A testament of surviving...

I woke up this morning with the realization that, while I would rather paint for a little while, I had other, more pressing items on the agenda. I'll write about Ryan, my ten year old son. He is the reason for my delay today. He is at home with me this morning, walking around now, sulking, mourning what he could have done differently yesterday. Yesterday he assaulted a police officer, was arrested and given a court date. He has bi-polar disorder and is a live wire. There are other diagnoses as well, but he thinks that bi-polar disorder is the one that controls him, much to my chagrin. I'm not really certain where to go with all of this. I'm hoping perhaps some wondrous and magical solution will pop up, but it has not so far. Today Ryan will likely be institutionalized and there is nothing I can do to prevent it. I feel guilt in the admission that I'm somewhat relieved. He threatens me and his brother, who is eleven, almost twelve. I feel rather helpless. I have played by all the rules and this is admittedly my worst nightmare.
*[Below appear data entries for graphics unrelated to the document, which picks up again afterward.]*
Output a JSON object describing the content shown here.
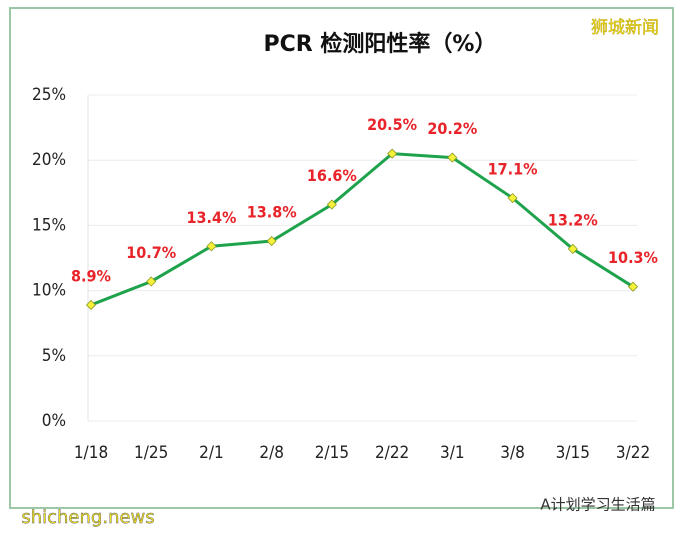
{
  "chart_data": {
    "type": "line",
    "title": "PCR 检测阳性率（%）",
    "categories": [
      "1/18",
      "1/25",
      "2/1",
      "2/8",
      "2/15",
      "2/22",
      "3/1",
      "3/8",
      "3/15",
      "3/22"
    ],
    "series": [
      {
        "name": "PCR 检测阳性率",
        "color": "#1ea34c",
        "values": [
          8.9,
          10.7,
          13.4,
          13.8,
          16.6,
          20.5,
          20.2,
          17.1,
          13.2,
          10.3
        ],
        "value_labels": [
          "8.9%",
          "10.7%",
          "13.4%",
          "13.8%",
          "16.6%",
          "20.5%",
          "20.2%",
          "17.1%",
          "13.2%",
          "10.3%"
        ]
      }
    ],
    "ylim": [
      0,
      25
    ],
    "yticks": [
      {
        "value": 0,
        "label": "0%"
      },
      {
        "value": 5,
        "label": "5%"
      },
      {
        "value": 10,
        "label": "10%"
      },
      {
        "value": 15,
        "label": "15%"
      },
      {
        "value": 20,
        "label": "20%"
      },
      {
        "value": 25,
        "label": "25%"
      }
    ],
    "grid": true
  },
  "watermarks": {
    "top_right": "狮城新闻",
    "bottom_left": "shicheng.news",
    "bottom_right": "A计划学习生活篇"
  }
}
His doctor told us spanking is not a solution, and we have complied, but when you have a ten year old with a known I.Q. of 147 who thinks he is 'superior' in every way, things get a bit hairy. I realized day before yesterday that the paddle did prevent one thing. The constant whining sound that he has emitted since the last time he left the hospital. Hopefully things will clear up soon and my house will transform back into the harmonious home I once knew it to be.